For Halloween, Melanie hangs on the wall a blood red tweed jacket, a black and white checkered shirt, two lime green socks, and a Ronald Reagan mask from Spencer’s. Which isn’t the easiest place to shoplift. Thank God she’s Caucasian with straight teeth. White people really do get all the breaks. Ah-ha moment number two. Karen and Melanie’s mother practice in the den their Twiddle Dee and Twiddle Dumb marching song while in the guest bathroom, adjacent to Melanie’s bedroom, Melanie’s father perfects a bad impersonation of Captain Morgan while Tom rocks in the full-length mirror a Tarzan loincloth and sexy, hairy chest. Ah-ha moment number three.

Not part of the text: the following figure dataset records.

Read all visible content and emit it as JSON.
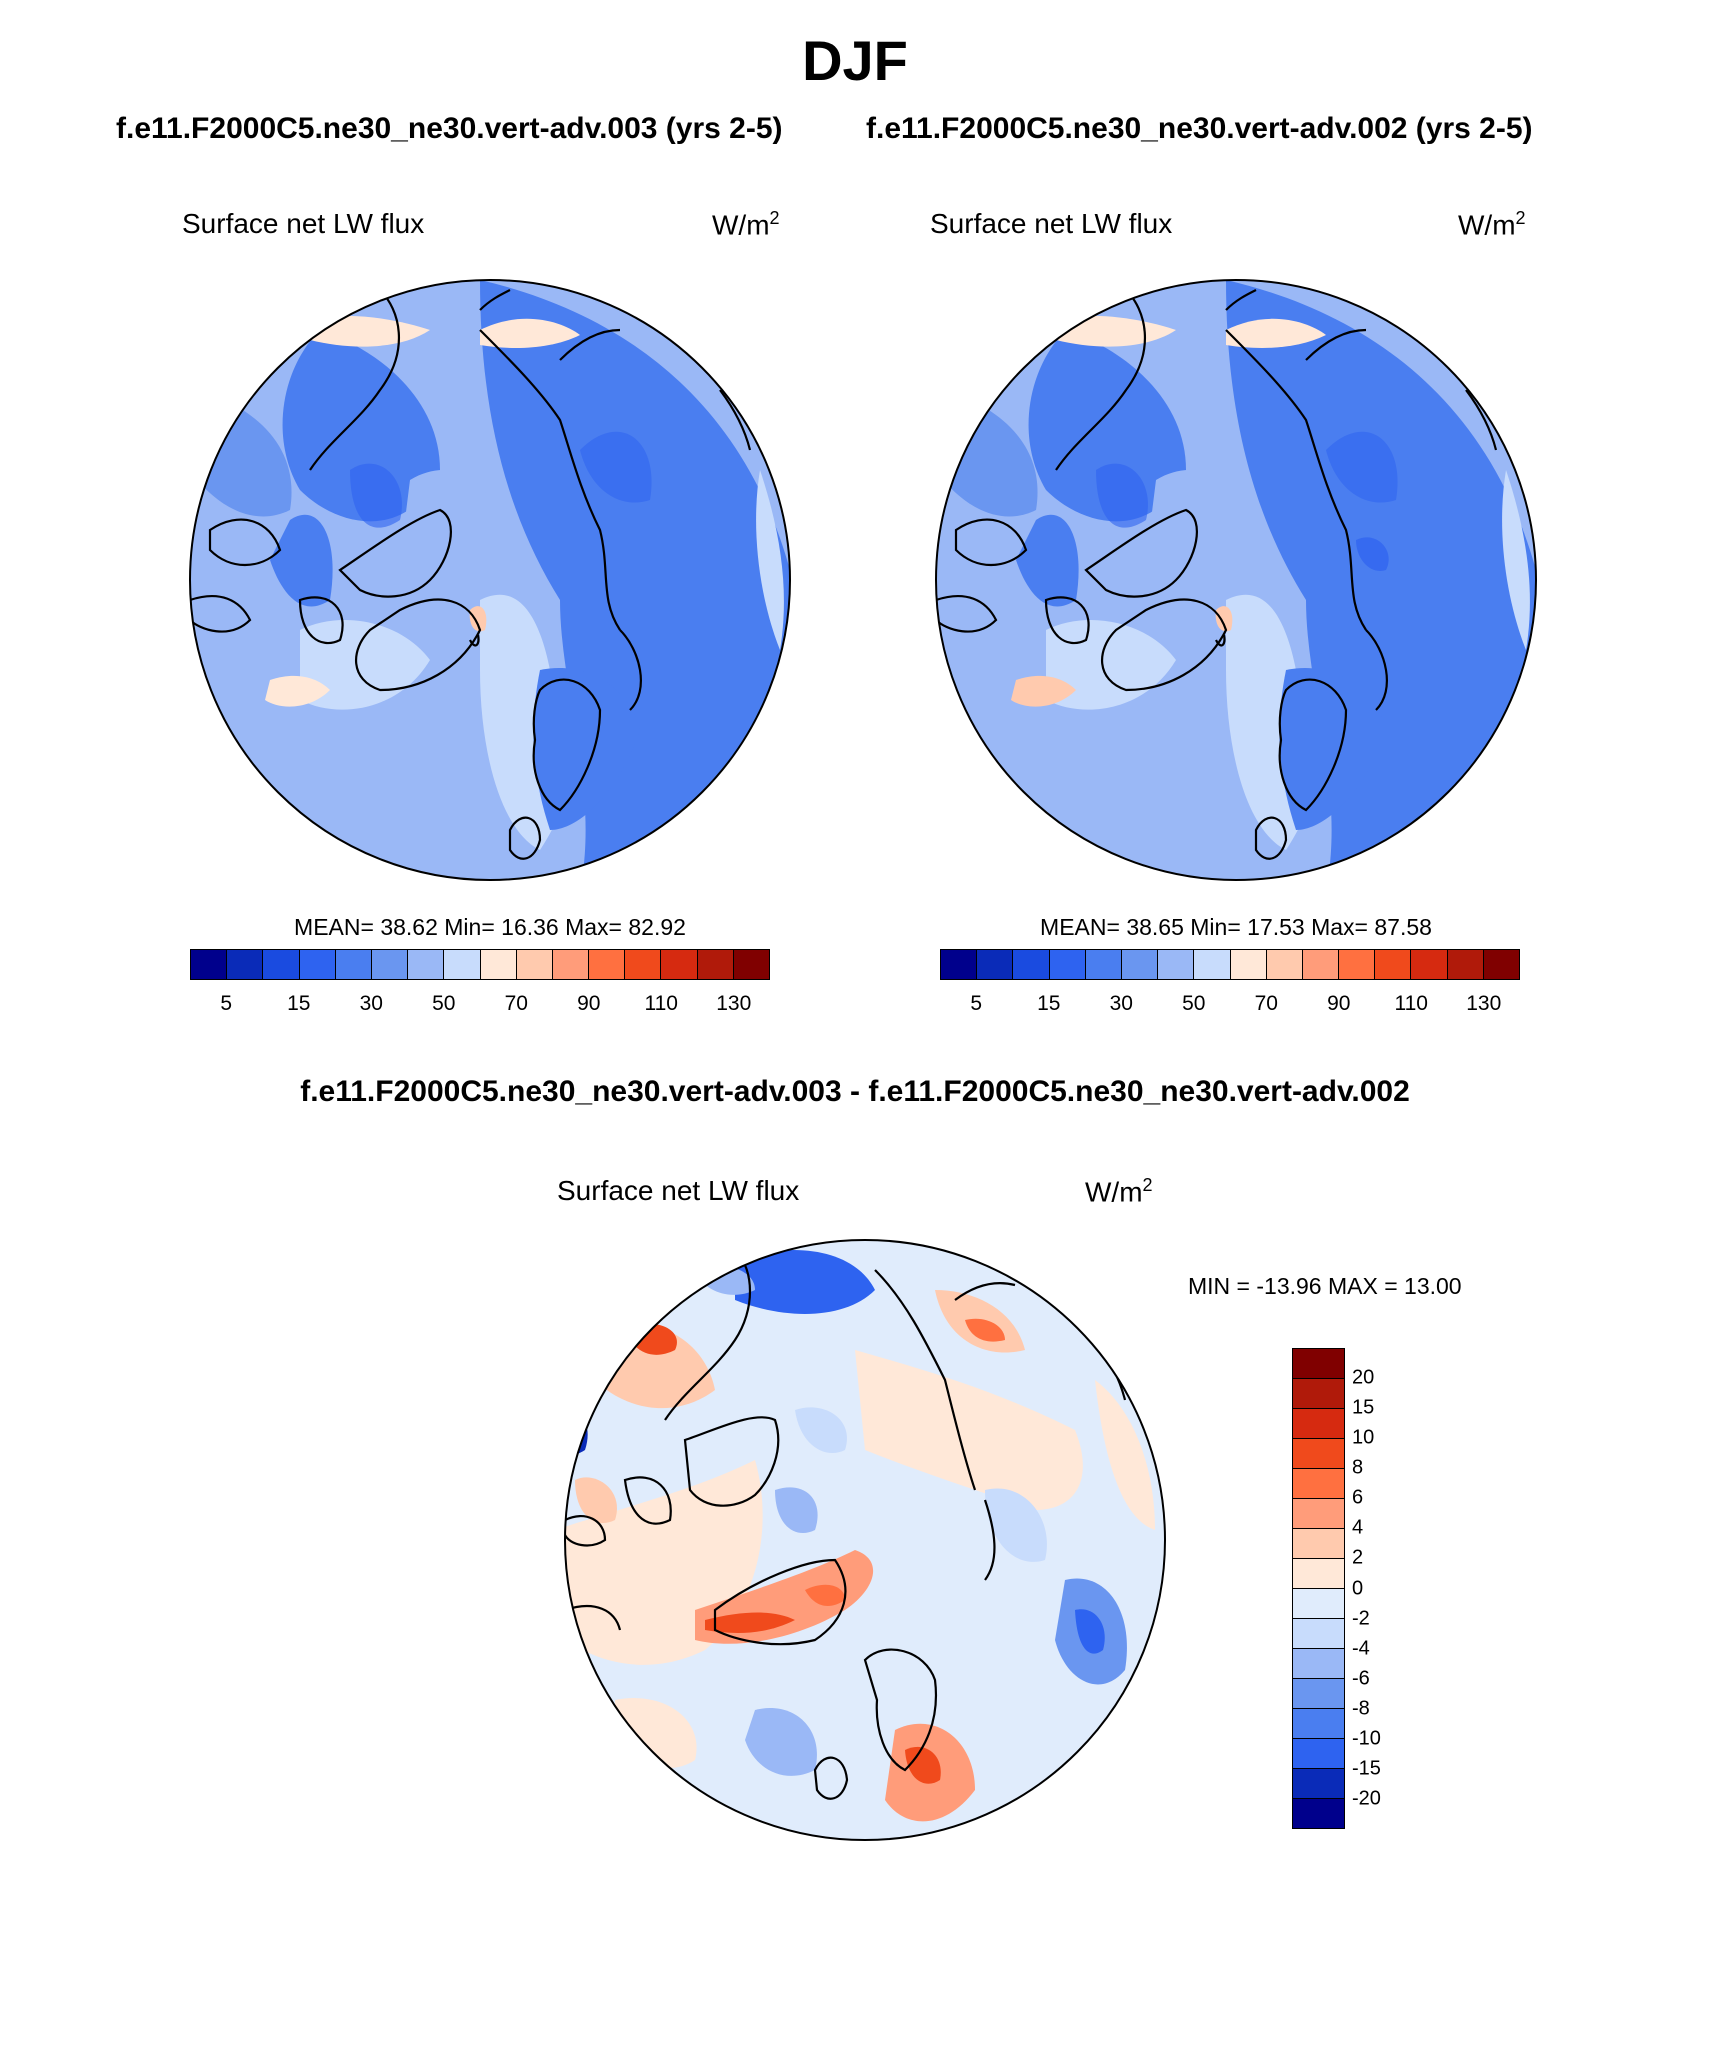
{
  "title": "DJF",
  "case_titles": [
    "f.e11.F2000C5.ne30_ne30.vert-adv.003 (yrs 2-5)",
    "f.e11.F2000C5.ne30_ne30.vert-adv.002 (yrs 2-5)"
  ],
  "diff_title": "f.e11.F2000C5.ne30_ne30.vert-adv.003 - f.e11.F2000C5.ne30_ne30.vert-adv.002",
  "variable": "Surface net LW flux",
  "units_base": "W/m",
  "units_exp": "2",
  "panels": [
    {
      "stats": "MEAN=  38.62  Min=  16.36  Max=  82.92"
    },
    {
      "stats": "MEAN=  38.65  Min=  17.53  Max=  87.58"
    }
  ],
  "diff_panel": {
    "stats": "MIN = -13.96 MAX =  13.00"
  },
  "abs_colorbar": {
    "colors": [
      "#00008c",
      "#0a2bb8",
      "#1a4be0",
      "#2e63f0",
      "#4a7ef0",
      "#6a96f0",
      "#9ab8f6",
      "#c8dcfc",
      "#ffe8d8",
      "#ffcaae",
      "#ff9c7a",
      "#ff7040",
      "#f04a1c",
      "#d62a10",
      "#b01a0a",
      "#800000"
    ],
    "labels": [
      "5",
      "15",
      "30",
      "50",
      "70",
      "90",
      "110",
      "130"
    ]
  },
  "diff_colorbar": {
    "colors": [
      "#800000",
      "#b01a0a",
      "#d62a10",
      "#f04a1c",
      "#ff7040",
      "#ff9c7a",
      "#ffcaae",
      "#ffe8d8",
      "#e0ecfc",
      "#c8dcfc",
      "#9ab8f6",
      "#6a96f0",
      "#4a7ef0",
      "#2e63f0",
      "#0a2bb8",
      "#00008c"
    ],
    "labels": [
      "20",
      "15",
      "10",
      "8",
      "6",
      "4",
      "2",
      "0",
      "-2",
      "-4",
      "-6",
      "-8",
      "-10",
      "-15",
      "-20"
    ]
  }
}
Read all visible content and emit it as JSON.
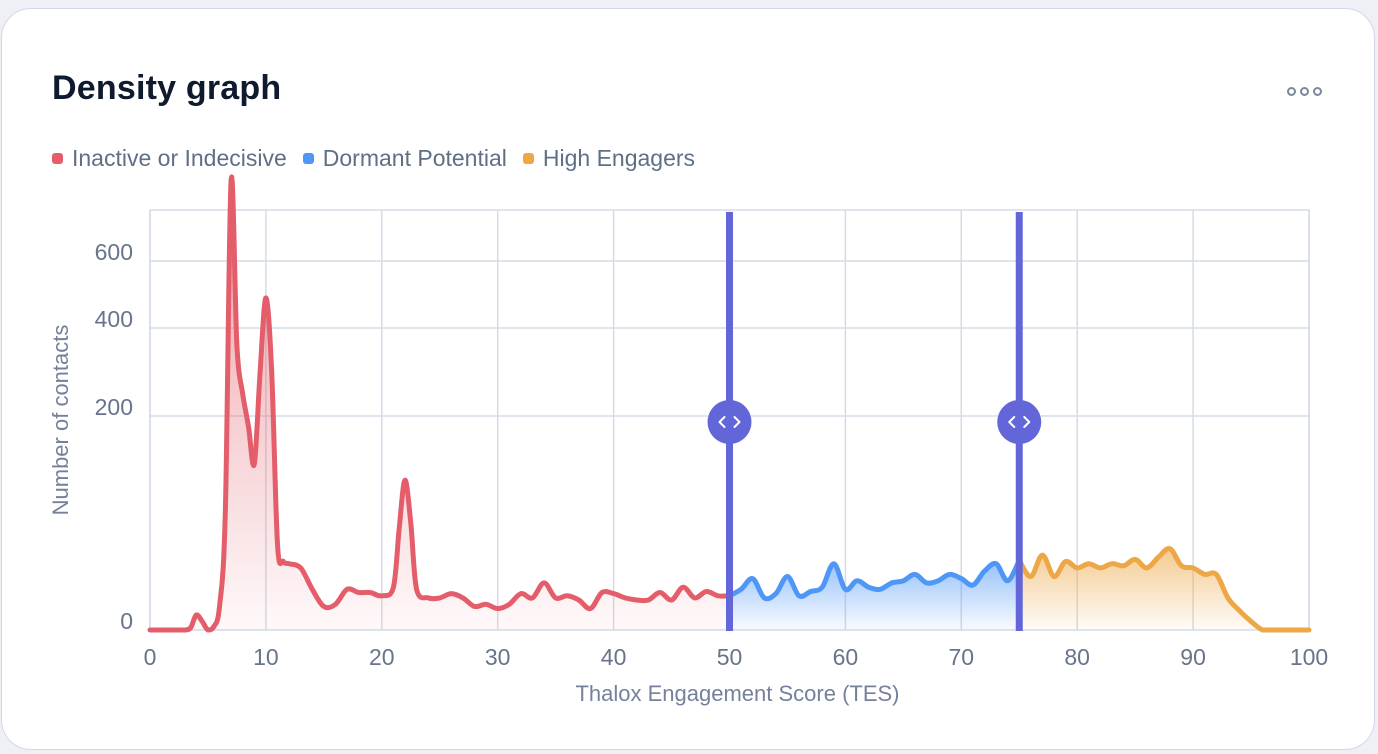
{
  "card": {
    "title": "Density graph",
    "menu_icon": "more-horizontal-icon"
  },
  "legend": [
    {
      "label": "Inactive or Indecisive",
      "color": "#e35d6a"
    },
    {
      "label": "Dormant Potential",
      "color": "#4f97f7"
    },
    {
      "label": "High Engagers",
      "color": "#eda746"
    }
  ],
  "chart_data": {
    "type": "area",
    "title": "Density graph",
    "xlabel": "Thalox Engagement Score (TES)",
    "ylabel": "Number of contacts",
    "xlim": [
      0,
      100
    ],
    "x_ticks": [
      0,
      10,
      20,
      30,
      40,
      50,
      60,
      70,
      80,
      90,
      100
    ],
    "y_ticks": [
      0,
      200,
      400,
      600
    ],
    "y_ticklabels": [
      "0",
      "200",
      "400",
      "600"
    ],
    "y_scale": "nonlinear (tick spacing 0–200 much larger than 200–600)",
    "grid": true,
    "legend_position": "top-left",
    "segments": [
      {
        "name": "Inactive or Indecisive",
        "from": 0,
        "to": 50,
        "color": "#e35d6a"
      },
      {
        "name": "Dormant Potential",
        "from": 50,
        "to": 75,
        "color": "#4f97f7"
      },
      {
        "name": "High Engagers",
        "from": 75,
        "to": 100,
        "color": "#eda746"
      }
    ],
    "thresholds": [
      {
        "value": 50,
        "icon": "drag-handle-icon"
      },
      {
        "value": 75,
        "icon": "drag-handle-icon"
      }
    ],
    "threshold_color": "#6366d8",
    "x": [
      0,
      1,
      2,
      3,
      3.5,
      4,
      4.5,
      5,
      5.5,
      6,
      6.5,
      7,
      7.5,
      8,
      8.5,
      9,
      9.5,
      10,
      10.5,
      11,
      11.5,
      12,
      13,
      14,
      15,
      16,
      17,
      18,
      19,
      20,
      21,
      21.5,
      22,
      22.5,
      23,
      24,
      25,
      26,
      27,
      28,
      29,
      30,
      31,
      32,
      33,
      34,
      35,
      36,
      37,
      38,
      39,
      40,
      41,
      42,
      43,
      44,
      45,
      46,
      47,
      48,
      49,
      50,
      51,
      52,
      53,
      54,
      55,
      56,
      57,
      58,
      59,
      60,
      61,
      62,
      63,
      64,
      65,
      66,
      67,
      68,
      69,
      70,
      71,
      72,
      73,
      74,
      75,
      76,
      77,
      78,
      79,
      80,
      81,
      82,
      83,
      84,
      85,
      86,
      87,
      88,
      89,
      90,
      91,
      92,
      93,
      94,
      95,
      96,
      97,
      98,
      99,
      100
    ],
    "y": [
      0,
      0,
      0,
      0,
      2,
      14,
      8,
      0,
      3,
      22,
      110,
      840,
      360,
      250,
      190,
      155,
      300,
      490,
      300,
      80,
      64,
      62,
      58,
      38,
      22,
      24,
      38,
      35,
      35,
      32,
      40,
      95,
      140,
      100,
      38,
      30,
      30,
      34,
      30,
      22,
      24,
      20,
      24,
      34,
      30,
      44,
      30,
      32,
      28,
      20,
      35,
      34,
      30,
      28,
      28,
      35,
      28,
      40,
      30,
      36,
      32,
      32,
      38,
      48,
      30,
      34,
      50,
      32,
      36,
      40,
      62,
      38,
      46,
      40,
      38,
      44,
      46,
      52,
      44,
      46,
      52,
      48,
      42,
      55,
      62,
      46,
      65,
      50,
      70,
      50,
      64,
      58,
      62,
      58,
      62,
      60,
      66,
      58,
      68,
      76,
      60,
      58,
      52,
      52,
      30,
      18,
      8,
      0,
      0,
      0,
      0,
      0
    ]
  }
}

“Jane likey,” she says as Tom passes the bedroom.

He stops and backtracks. “You okay doing candy patrol all by yourself?”

“Sugar’s a girl’s best friend.”  She lifts from the dresser an orange bowl filled with candy bars and lollipops. “Comfort food for at least a month if nobody shows.”

He scans the bedroom. “So you do this on purpose?”

“Do what?” She undresses a lollipop and sucks.

“Dress the walls.”      

“Tom, we’re leaving,” Karen yells from the kitchen. “Come on already.”

“I’ll join ya on Blackberry Street.” He winks at Melanie. “Melanie and I here are discussing appropriate candy to kid ratios.”

“Don’t bore her with all your stupid mathematics stuff,” Karen says, disappearing down the street, alongside Betsy and Melanie’s parents.

“Why on the walls and not on your body?”

“I can’t wear them until they’re ready.” She sets the bowl between her legs. “They need time to familiarize themselves with the new environment.”

“How considerate. How long does it usually take to break them in?”

“It depends on their virginity.”

He laughs. “You’re funny.”

“You find my clothes virginity funny?”

“I’ve never heard you talk before.”

“I can stop.”

“No. I’m definitely interested in what’s going on here.” He widens his stance. “Please continue, candy girl.”

“Once the fabric bonds with my skin.” She looks directly in his eyes. “I know things will never be the same.”

“How perceptive. And analytical. You should be a doctor.”

“It only works when the time is right.” She closes the window blinds, eviscerating the yellow light streaking in from the street lamp. “Like right now.” She drops to her knees and rips off the loincloth. Ah-ha moment number four.

“Here it comes.”

She swallows and pushes him away. “I need Percocet.”

“I can’t do that.”

“Not even for a fifteen-year-old girl?”

“I thought you were seventeen.”

“I need Vicodin and Ativan, too.”

“Tom, where are you?” Karen yells from the front door.

Tom cowers behind the mattress while Melanie sticks her head out the bedroom door. “I’m afraid he’s already come and gone.”

“Did he say where he was doing?”

“Something about going downtown.”

“Did he change clothes?”

“Oh, he changed alright. That I can tell you for sure.”

“Well, if he comes back, tell him Betsy was crying for him.”

“You can count on me to tell him exactly what he needs to do. And know.”

Twenty-seven days later, during Melanie’s father’s funeral, while her mother and Karen sob, and while Tom reads scripture verses about friendship, faith, and finding eternal peace through rest, Melanie, riding the high on Percocet, Vicodin, and Ativan, sits quietly between her mother and Karen, cradling Betsy as if she were her own. Ah-ha moment number five.